– Спорим на пояс, что обернется?
Обернулся. И выдохнул струю пара, мгновенно растворившуюся в воздухе.
А потом снова была дорога, но теперь верхами. Паджи шутил и спорил на все, что видел. Несколько раз предъявлял разъездам какие-то бумаги и тамги. Трижды случалось срываться в галоп и нестись тропами только лишь оттого, что Паджи что-то показалось. А один раз – и не показалось: их чуть ли не полфарсанга гнали по полю всадники в зеленых накидках поверх тегиляев и кольчуг.
– Хурдийцы-каннафы, – пояснил Паджи уже в лесу. – Могли бы попытаться отговориться, но мою рожу тут не всегда тамгой прикроешь. Да и читают они плоховато. А ты, вижу, из тех, кого хлебом не корми, а дай с буковками поиграться.
– Спорю, что тебе об этом Ирджин рассказал.
– Спорю, – хлопнул в ладоши Паджи. – На… На рассказ об этих самых буквах. Неа, не Ирджин сказал. Тут и своих глаз достаточно. Одни над шелком или золотом трясутся, а ты над пергаментом. А поутру поломанные перья в костер кидаешь. И рукав у тебя весь в черном. Ну что, есть? Оно? Тогда говори, что там пишешь.
– Ничего.
– Не ври, я видел.
– То, что я извожу пергамент, еще ничего не значит.
– Не понял?
– Буквы на бумаге – просто буквы. На самом деле в них нет жизни. А значит – я уже ничего не пишу.
– Тьфу ты, так и сказал бы, что вирши слагаешь. Или нурайны. Правда, на хрена тратить на это дорогущий пергамент… Ну да твой кошель – твое дело. Будем считать, что спор разрешен и оплачен.
– Вот и хорошо, – Туран спешился и, зачерпнув снега, протер лицо. – В голове стучит. Раскалывается просто.
Паджи, остановившись, поглядел внимательно, без обычной насмешки, потом отцепил с пояса баклажку и, кинув ее, сказал:
– На вот. От Ирджина. Он говорил, что у тебя, как к Ханме подойдем, с непривычки может. С того, что ты – не местный, говорил. И что если невтерпеж, то хлебани сразу. А если втерпеж, то погоди и будет тебе лечение.

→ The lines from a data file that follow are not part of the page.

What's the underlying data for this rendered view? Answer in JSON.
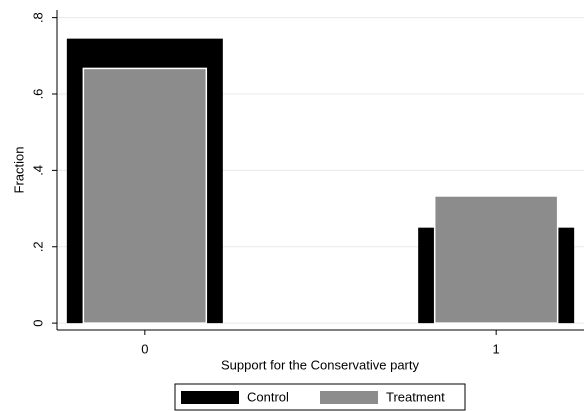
{
  "chart_data": {
    "type": "bar",
    "xlabel": "Support for the Conservative party",
    "ylabel": "Fraction",
    "x": [
      0,
      1
    ],
    "series": [
      {
        "name": "Control",
        "color": "#000000",
        "values": [
          0.745,
          0.25
        ]
      },
      {
        "name": "Treatment",
        "color": "#8c8c8c",
        "values": [
          0.667,
          0.333
        ]
      }
    ],
    "xlim": [
      -0.25,
      1.25
    ],
    "xticks": [
      0,
      1
    ],
    "ylim": [
      -0.018,
      0.82
    ],
    "yticks": [
      {
        "value": 0,
        "label": "0"
      },
      {
        "value": 0.2,
        "label": ".2"
      },
      {
        "value": 0.4,
        "label": ".4"
      },
      {
        "value": 0.6,
        "label": ".6"
      },
      {
        "value": 0.8,
        "label": ".8"
      }
    ],
    "grid": true,
    "legend": "bottom"
  }
}
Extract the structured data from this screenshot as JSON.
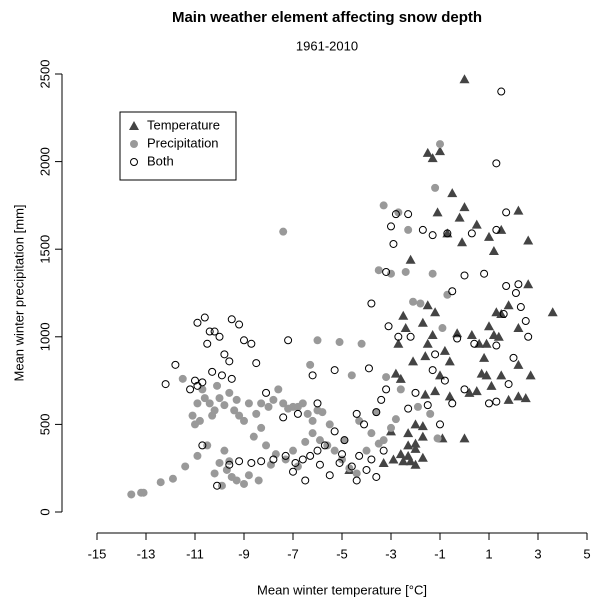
{
  "chart_data": {
    "type": "scatter",
    "title": "Main weather element affecting snow depth",
    "subtitle": "1961-2010",
    "x_label": "Mean winter temperature [°C]",
    "y_label": "Mean winter precipitation [mm]",
    "xlim": [
      -15,
      5
    ],
    "ylim": [
      0,
      2500
    ],
    "xticks": [
      -15,
      -13,
      -11,
      -9,
      -7,
      -5,
      -3,
      -1,
      1,
      3,
      5
    ],
    "yticks": [
      0,
      500,
      1000,
      1500,
      2000,
      2500
    ],
    "legend": "top-left",
    "series": [
      {
        "name": "Temperature",
        "color": "#444444",
        "marker": "triangle",
        "x": [
          0,
          -1.5,
          -1.3,
          -1.0,
          -0.5,
          0,
          -1.1,
          -0.2,
          0.5,
          -0.7,
          1.0,
          1.2,
          1.5,
          2.2,
          2.6,
          -0.1,
          2.6,
          3.6,
          -2.2,
          -1.5,
          -1.7,
          -1.3,
          -1.5,
          -1.6,
          -2.5,
          -2.4,
          -2.7,
          -1.2,
          -0.8,
          -0.6,
          -0.3,
          0.3,
          0.6,
          0.9,
          1.3,
          1.5,
          1.8,
          1.0,
          1.2,
          1.4,
          0.8,
          0.7,
          1.5,
          2.2,
          2.7,
          2.2,
          -2.8,
          -2.6,
          -2.1,
          -1.0,
          -1.2,
          -1.6,
          -0.6,
          0.2,
          0.5,
          1.1,
          1.8,
          2.2,
          2.5,
          0.9,
          -0.9,
          -1.7,
          -2.3,
          -2.3,
          -2.0,
          -2.3,
          -2.5,
          -2.9,
          -3.3,
          -2.0,
          -2.2,
          -1.7,
          -2.6,
          -2.0,
          -1.7,
          -2.0,
          -3.0,
          -4.7,
          0
        ],
        "values": [
          2470,
          2050,
          2020,
          2060,
          1820,
          1740,
          1710,
          1680,
          1640,
          1590,
          1570,
          1490,
          1610,
          1720,
          1550,
          1540,
          1300,
          1140,
          1440,
          1180,
          1080,
          1010,
          960,
          890,
          1120,
          1050,
          960,
          1140,
          920,
          860,
          1020,
          1010,
          960,
          960,
          1140,
          1130,
          1180,
          1060,
          1010,
          1000,
          880,
          790,
          780,
          840,
          780,
          1050,
          790,
          760,
          860,
          780,
          690,
          670,
          660,
          680,
          690,
          720,
          640,
          660,
          650,
          780,
          420,
          430,
          450,
          380,
          360,
          320,
          290,
          300,
          280,
          270,
          290,
          310,
          330,
          390,
          490,
          500,
          460,
          240,
          420
        ]
      },
      {
        "name": "Precipitation",
        "color": "#999999",
        "marker": "circle",
        "x": [
          -13.6,
          -13.2,
          -13.1,
          -12.4,
          -11.9,
          -11.4,
          -10.9,
          -10.5,
          -10.2,
          -9.9,
          -9.5,
          -9.3,
          -9.0,
          -8.8,
          -9.7,
          -10.0,
          -9.8,
          -10.3,
          -10.8,
          -11.0,
          -10.9,
          -10.7,
          -10.6,
          -10.4,
          -10.2,
          -10.0,
          -9.8,
          -9.6,
          -9.4,
          -9.2,
          -9.0,
          -9.3,
          -8.8,
          -8.5,
          -8.3,
          -8.0,
          -7.8,
          -7.6,
          -7.4,
          -7.2,
          -7.0,
          -6.8,
          -6.6,
          -6.4,
          -6.2,
          -6.0,
          -8.1,
          -7.7,
          -7.3,
          -7.0,
          -6.8,
          -6.5,
          -6.2,
          -5.9,
          -5.6,
          -5.3,
          -5.0,
          -4.7,
          -4.4,
          -4.0,
          -3.8,
          -3.5,
          -3.3,
          -3.0,
          -5.5,
          -5.8,
          -6.0,
          -6.3,
          -4.6,
          -4.2,
          -5.1,
          -7.4,
          -3.3,
          -2.7,
          -2.3,
          -3.5,
          -3.0,
          -2.4,
          -1.3,
          -0.7,
          -0.9,
          -1.2,
          -1.0,
          -1.8,
          -2.1,
          -3.2,
          -2.6,
          -1.9,
          -1.4,
          -1.1,
          -2.8,
          -3.6,
          -4.3,
          -4.9,
          -8.6,
          -8.3,
          -7.9,
          -8.4,
          -9.6,
          -11.1,
          -10.1,
          -11.5
        ],
        "values": [
          100,
          110,
          110,
          170,
          190,
          260,
          320,
          380,
          220,
          150,
          200,
          180,
          160,
          210,
          240,
          280,
          350,
          550,
          520,
          500,
          620,
          700,
          650,
          620,
          580,
          650,
          610,
          680,
          580,
          550,
          520,
          640,
          620,
          560,
          620,
          600,
          640,
          700,
          620,
          590,
          600,
          600,
          620,
          560,
          520,
          580,
          380,
          330,
          300,
          350,
          260,
          400,
          450,
          410,
          380,
          350,
          300,
          250,
          220,
          350,
          450,
          390,
          410,
          480,
          500,
          570,
          980,
          840,
          780,
          960,
          970,
          1600,
          1750,
          1710,
          1610,
          1380,
          1360,
          1370,
          1360,
          1240,
          1050,
          1850,
          2100,
          1190,
          1200,
          770,
          700,
          600,
          560,
          420,
          530,
          570,
          520,
          410,
          430,
          480,
          270,
          180,
          290,
          550,
          720,
          760
        ]
      },
      {
        "name": "Both",
        "color": "#000000",
        "marker": "open-circle",
        "x": [
          1.5,
          1.3,
          -2.8,
          -2.3,
          -3.0,
          -1.7,
          -0.7,
          0.3,
          1.3,
          1.7,
          -2.9,
          -1.3,
          -3.2,
          -3.8,
          -0.5,
          0,
          0.8,
          1.7,
          2.2,
          1.6,
          2.1,
          -3.1,
          -2.7,
          -1.2,
          -0.3,
          0.4,
          1.3,
          2.0,
          2.5,
          2.6,
          2.3,
          -2.2,
          -1.3,
          -0.8,
          0,
          1.0,
          1.3,
          1.8,
          -0.5,
          -2.0,
          -2.3,
          -1.5,
          -1.0,
          -3.2,
          -3.4,
          -3.9,
          -3.6,
          -4.1,
          -4.4,
          -4.9,
          -5.3,
          -5.7,
          -6.0,
          -6.3,
          -6.6,
          -6.9,
          -7.3,
          -7.8,
          -8.3,
          -8.7,
          -9.2,
          -9.6,
          -10.1,
          -10.7,
          -5.9,
          -5.1,
          -4.6,
          -4.3,
          -4.0,
          -3.6,
          -4.4,
          -5.5,
          -5.0,
          -3.8,
          -3.3,
          -6.5,
          -7.0,
          -12.2,
          -11.8,
          -11.2,
          -11.0,
          -10.9,
          -10.6,
          -10.4,
          -10.2,
          -10.0,
          -9.8,
          -9.6,
          -10.5,
          -10.3,
          -9.9,
          -9.5,
          -9.2,
          -9.5,
          -9.0,
          -8.7,
          -8.5,
          -7.2,
          -6.2,
          -5.3,
          -10.9,
          -10.7,
          -8.1,
          -7.4,
          -6.8,
          -6.0
        ],
        "values": [
          2400,
          1990,
          1700,
          1700,
          1630,
          1610,
          1590,
          1590,
          1610,
          1710,
          1530,
          1580,
          1370,
          1190,
          1260,
          1350,
          1360,
          1290,
          1300,
          1130,
          1250,
          1060,
          1000,
          900,
          990,
          960,
          950,
          880,
          1090,
          1000,
          1170,
          1000,
          810,
          750,
          700,
          620,
          630,
          730,
          620,
          680,
          590,
          610,
          500,
          700,
          640,
          820,
          570,
          500,
          560,
          410,
          460,
          380,
          350,
          320,
          300,
          280,
          320,
          300,
          290,
          280,
          290,
          270,
          150,
          380,
          270,
          280,
          260,
          320,
          240,
          200,
          180,
          210,
          330,
          300,
          350,
          180,
          230,
          730,
          840,
          700,
          750,
          1080,
          1110,
          1030,
          1030,
          1000,
          900,
          860,
          960,
          800,
          780,
          760,
          1070,
          1100,
          980,
          960,
          850,
          980,
          780,
          810,
          720,
          740,
          680,
          540,
          560,
          620
        ]
      }
    ]
  }
}
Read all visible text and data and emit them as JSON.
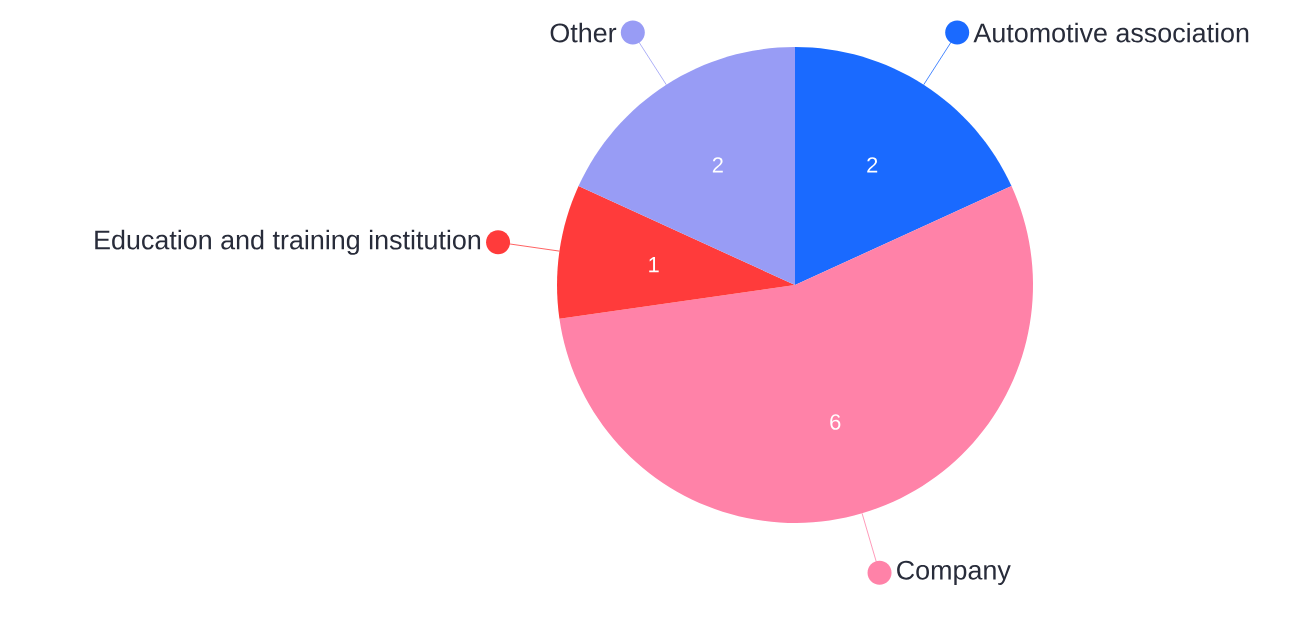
{
  "chart_data": {
    "type": "pie",
    "categories": [
      "Automotive association",
      "Company",
      "Education and training institution",
      "Other"
    ],
    "values": [
      2,
      6,
      1,
      2
    ],
    "colors": [
      "#1a6aff",
      "#ff82a8",
      "#ff3b3b",
      "#989cf5"
    ],
    "data_labels": true,
    "legend": "right"
  }
}
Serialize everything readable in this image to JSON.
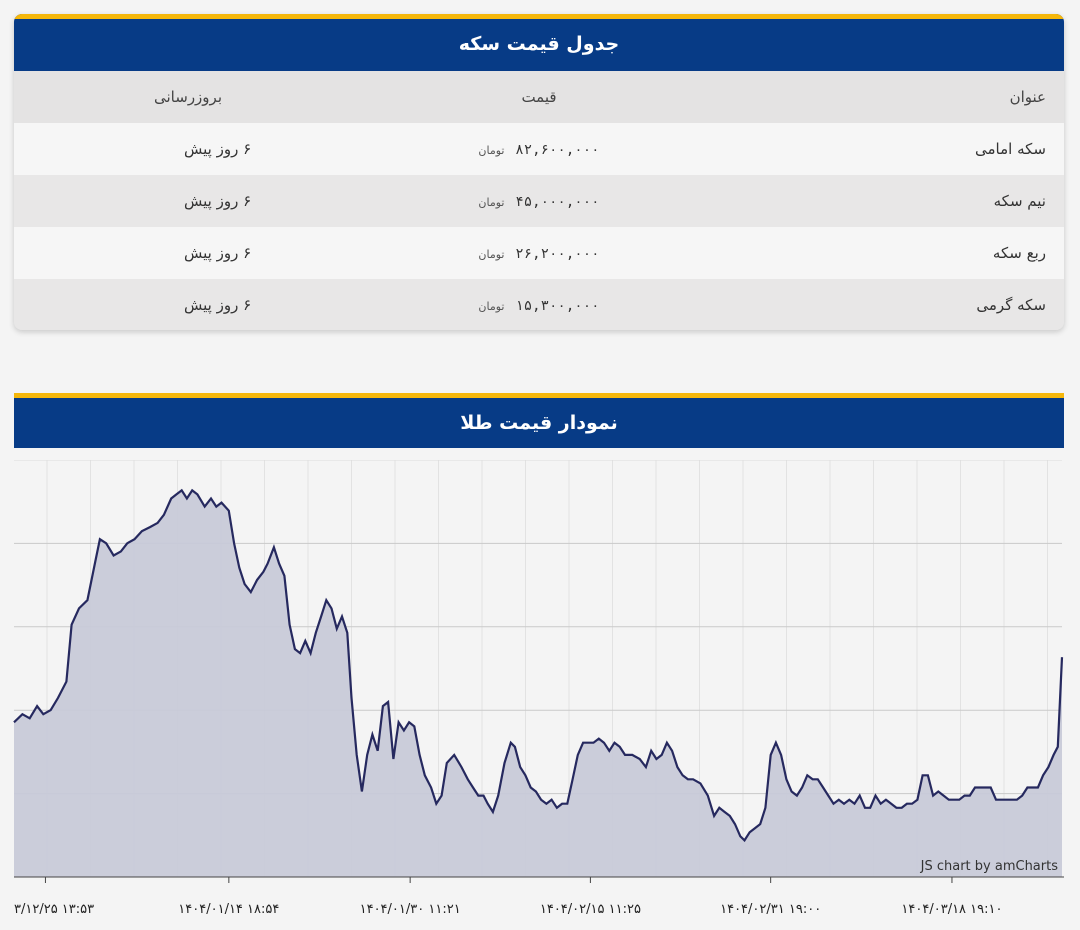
{
  "price_table": {
    "title": "جدول قیمت سکه",
    "headers": {
      "title": "عنوان",
      "price": "قیمت",
      "updated": "بروزرسانی"
    },
    "rows": [
      {
        "title": "سکه امامی",
        "price": "۸۲,۶۰۰,۰۰۰",
        "currency": "تومان",
        "updated": "۶ روز پیش"
      },
      {
        "title": "نیم سکه",
        "price": "۴۵,۰۰۰,۰۰۰",
        "currency": "تومان",
        "updated": "۶ روز پیش"
      },
      {
        "title": "ربع سکه",
        "price": "۲۶,۲۰۰,۰۰۰",
        "currency": "تومان",
        "updated": "۶ روز پیش"
      },
      {
        "title": "سکه گرمی",
        "price": "۱۵,۳۰۰,۰۰۰",
        "currency": "تومان",
        "updated": "۶ روز پیش"
      }
    ]
  },
  "gold_chart": {
    "title": "نمودار قیمت طلا",
    "credit": "JS chart by amCharts"
  },
  "chart_data": {
    "type": "area",
    "title": "نمودار قیمت طلا",
    "x_tick_labels": [
      "۳/۱۲/۲۵ ۱۳:۵۳",
      "۱۴۰۴/۰۱/۱۴ ۱۸:۵۴",
      "۱۴۰۴/۰۱/۳۰ ۱۱:۲۱",
      "۱۴۰۴/۰۲/۱۵ ۱۱:۲۵",
      "۱۴۰۴/۰۲/۳۱ ۱۹:۰۰",
      "۱۴۰۴/۰۳/۱۸ ۱۹:۱۰"
    ],
    "x_tick_positions": [
      0.03,
      0.205,
      0.378,
      0.55,
      0.722,
      0.895
    ],
    "y_range": [
      0,
      100
    ],
    "grid": true,
    "line_color": "#26295f",
    "fill_color": "#c8cad8",
    "values": [
      [
        0.0,
        38
      ],
      [
        0.008,
        40
      ],
      [
        0.015,
        39
      ],
      [
        0.022,
        42
      ],
      [
        0.028,
        40
      ],
      [
        0.035,
        41
      ],
      [
        0.042,
        44
      ],
      [
        0.05,
        48
      ],
      [
        0.055,
        62
      ],
      [
        0.062,
        66
      ],
      [
        0.07,
        68
      ],
      [
        0.078,
        78
      ],
      [
        0.082,
        83
      ],
      [
        0.088,
        82
      ],
      [
        0.095,
        79
      ],
      [
        0.102,
        80
      ],
      [
        0.108,
        82
      ],
      [
        0.115,
        83
      ],
      [
        0.122,
        85
      ],
      [
        0.13,
        86
      ],
      [
        0.137,
        87
      ],
      [
        0.143,
        89
      ],
      [
        0.15,
        93
      ],
      [
        0.155,
        94
      ],
      [
        0.16,
        95
      ],
      [
        0.165,
        93
      ],
      [
        0.17,
        95
      ],
      [
        0.175,
        94
      ],
      [
        0.182,
        91
      ],
      [
        0.188,
        93
      ],
      [
        0.193,
        91
      ],
      [
        0.198,
        92
      ],
      [
        0.205,
        90
      ],
      [
        0.21,
        82
      ],
      [
        0.215,
        76
      ],
      [
        0.22,
        72
      ],
      [
        0.226,
        70
      ],
      [
        0.232,
        73
      ],
      [
        0.238,
        75
      ],
      [
        0.242,
        77
      ],
      [
        0.248,
        81
      ],
      [
        0.253,
        77
      ],
      [
        0.258,
        74
      ],
      [
        0.263,
        62
      ],
      [
        0.268,
        56
      ],
      [
        0.273,
        55
      ],
      [
        0.278,
        58
      ],
      [
        0.283,
        55
      ],
      [
        0.288,
        60
      ],
      [
        0.293,
        64
      ],
      [
        0.298,
        68
      ],
      [
        0.303,
        66
      ],
      [
        0.308,
        61
      ],
      [
        0.313,
        64
      ],
      [
        0.318,
        60
      ],
      [
        0.322,
        44
      ],
      [
        0.327,
        30
      ],
      [
        0.332,
        21
      ],
      [
        0.337,
        30
      ],
      [
        0.342,
        35
      ],
      [
        0.347,
        31
      ],
      [
        0.352,
        42
      ],
      [
        0.357,
        43
      ],
      [
        0.362,
        29
      ],
      [
        0.367,
        38
      ],
      [
        0.372,
        36
      ],
      [
        0.377,
        38
      ],
      [
        0.382,
        37
      ],
      [
        0.387,
        30
      ],
      [
        0.392,
        25
      ],
      [
        0.398,
        22
      ],
      [
        0.403,
        18
      ],
      [
        0.408,
        20
      ],
      [
        0.413,
        28
      ],
      [
        0.42,
        30
      ],
      [
        0.427,
        27
      ],
      [
        0.433,
        24
      ],
      [
        0.438,
        22
      ],
      [
        0.443,
        20
      ],
      [
        0.448,
        20
      ],
      [
        0.452,
        18
      ],
      [
        0.457,
        16
      ],
      [
        0.462,
        20
      ],
      [
        0.468,
        28
      ],
      [
        0.474,
        33
      ],
      [
        0.478,
        32
      ],
      [
        0.483,
        27
      ],
      [
        0.488,
        25
      ],
      [
        0.493,
        22
      ],
      [
        0.498,
        21
      ],
      [
        0.503,
        19
      ],
      [
        0.508,
        18
      ],
      [
        0.513,
        19
      ],
      [
        0.518,
        17
      ],
      [
        0.523,
        18
      ],
      [
        0.528,
        18
      ],
      [
        0.533,
        24
      ],
      [
        0.538,
        30
      ],
      [
        0.543,
        33
      ],
      [
        0.548,
        33
      ],
      [
        0.553,
        33
      ],
      [
        0.558,
        34
      ],
      [
        0.563,
        33
      ],
      [
        0.568,
        31
      ],
      [
        0.573,
        33
      ],
      [
        0.578,
        32
      ],
      [
        0.583,
        30
      ],
      [
        0.59,
        30
      ],
      [
        0.597,
        29
      ],
      [
        0.603,
        27
      ],
      [
        0.608,
        31
      ],
      [
        0.613,
        29
      ],
      [
        0.618,
        30
      ],
      [
        0.623,
        33
      ],
      [
        0.628,
        31
      ],
      [
        0.633,
        27
      ],
      [
        0.638,
        25
      ],
      [
        0.643,
        24
      ],
      [
        0.648,
        24
      ],
      [
        0.655,
        23
      ],
      [
        0.662,
        20
      ],
      [
        0.668,
        15
      ],
      [
        0.673,
        17
      ],
      [
        0.678,
        16
      ],
      [
        0.683,
        15
      ],
      [
        0.688,
        13
      ],
      [
        0.693,
        10
      ],
      [
        0.697,
        9
      ],
      [
        0.702,
        11
      ],
      [
        0.707,
        12
      ],
      [
        0.712,
        13
      ],
      [
        0.717,
        17
      ],
      [
        0.722,
        30
      ],
      [
        0.727,
        33
      ],
      [
        0.732,
        30
      ],
      [
        0.737,
        24
      ],
      [
        0.742,
        21
      ],
      [
        0.747,
        20
      ],
      [
        0.752,
        22
      ],
      [
        0.757,
        25
      ],
      [
        0.762,
        24
      ],
      [
        0.767,
        24
      ],
      [
        0.772,
        22
      ],
      [
        0.777,
        20
      ],
      [
        0.782,
        18
      ],
      [
        0.787,
        19
      ],
      [
        0.792,
        18
      ],
      [
        0.797,
        19
      ],
      [
        0.802,
        18
      ],
      [
        0.807,
        20
      ],
      [
        0.812,
        17
      ],
      [
        0.817,
        17
      ],
      [
        0.822,
        20
      ],
      [
        0.827,
        18
      ],
      [
        0.832,
        19
      ],
      [
        0.837,
        18
      ],
      [
        0.842,
        17
      ],
      [
        0.847,
        17
      ],
      [
        0.852,
        18
      ],
      [
        0.857,
        18
      ],
      [
        0.862,
        19
      ],
      [
        0.867,
        25
      ],
      [
        0.872,
        25
      ],
      [
        0.877,
        20
      ],
      [
        0.882,
        21
      ],
      [
        0.887,
        20
      ],
      [
        0.892,
        19
      ],
      [
        0.897,
        19
      ],
      [
        0.902,
        19
      ],
      [
        0.907,
        20
      ],
      [
        0.912,
        20
      ],
      [
        0.917,
        22
      ],
      [
        0.922,
        22
      ],
      [
        0.927,
        22
      ],
      [
        0.932,
        22
      ],
      [
        0.937,
        19
      ],
      [
        0.942,
        19
      ],
      [
        0.947,
        19
      ],
      [
        0.952,
        19
      ],
      [
        0.957,
        19
      ],
      [
        0.962,
        20
      ],
      [
        0.967,
        22
      ],
      [
        0.972,
        22
      ],
      [
        0.977,
        22
      ],
      [
        0.982,
        25
      ],
      [
        0.987,
        27
      ],
      [
        0.992,
        30
      ],
      [
        0.996,
        32
      ],
      [
        1.0,
        54
      ]
    ]
  }
}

Заодно и задницы.
Уже через час Туран глотал напиток со знакомым вкусом лимонника и поглаживал мешочек со смесью. Что бы в ней ни было, но оно помогало – боль растворялась, а в голове возникала удивительная легкость. Еще немного и сами собой строки родятся, как когда-то…
Не родились. Но и это не слишком огорчило.
Ханма начала знакомство с Тураном задолго до городских стен. С полей, просвечивающих под снегом; с участившихся деревенек и хуторов; с телег и тележек, прорывающихся с боем через сугробы.
Наконец, столица самолично выползла из-за холмов. Неуклюжая и толстая, как баба, не уместившая телеса в каменный халат, наспех перетянутый пояском-речушкой. Дымом дышит, смрадом гнилого рта, ворочается, беспокойная, подзуживая, подстрекая, готовая в ярости давить и чужих детей, и своих собственных. Злые мысли зреют в её голове – Ханме-замке, что высится надо всем этим обрюзгшим телом.
Здравствуй, Безжалостная, принимай гостя из Кхарна. Принес я тебе подарочки от моей прекрасной мамы-Байшарры.
В этом городе колокола молчали. Не гудели они поутру и в полдень. Не стонал басовитым, первым ударом кхарнский Большой Шатер, не подхватывали его голос звонкие Сестрицы из Старописчего переулка, не спешили добавить медного звона Лилейницы, не ухал возмущенно, громко, выбиваясь из хора голосом и ритмом Зеленый Хоста на маяке. Не было в Ханме колоколов и все тут. Вместо этого – разнообразнейшие барабаны, трубы и гортанный вой харусов. А колоколов нет. Не взлетает сердце, поднимая в небо, к Всевидящему, а все больше прибивает к земле ударами думбеков, а немелодичные трубы связывают по рукам и ногам.
Терпи, человек, знай место свое. А здесь – место чужое.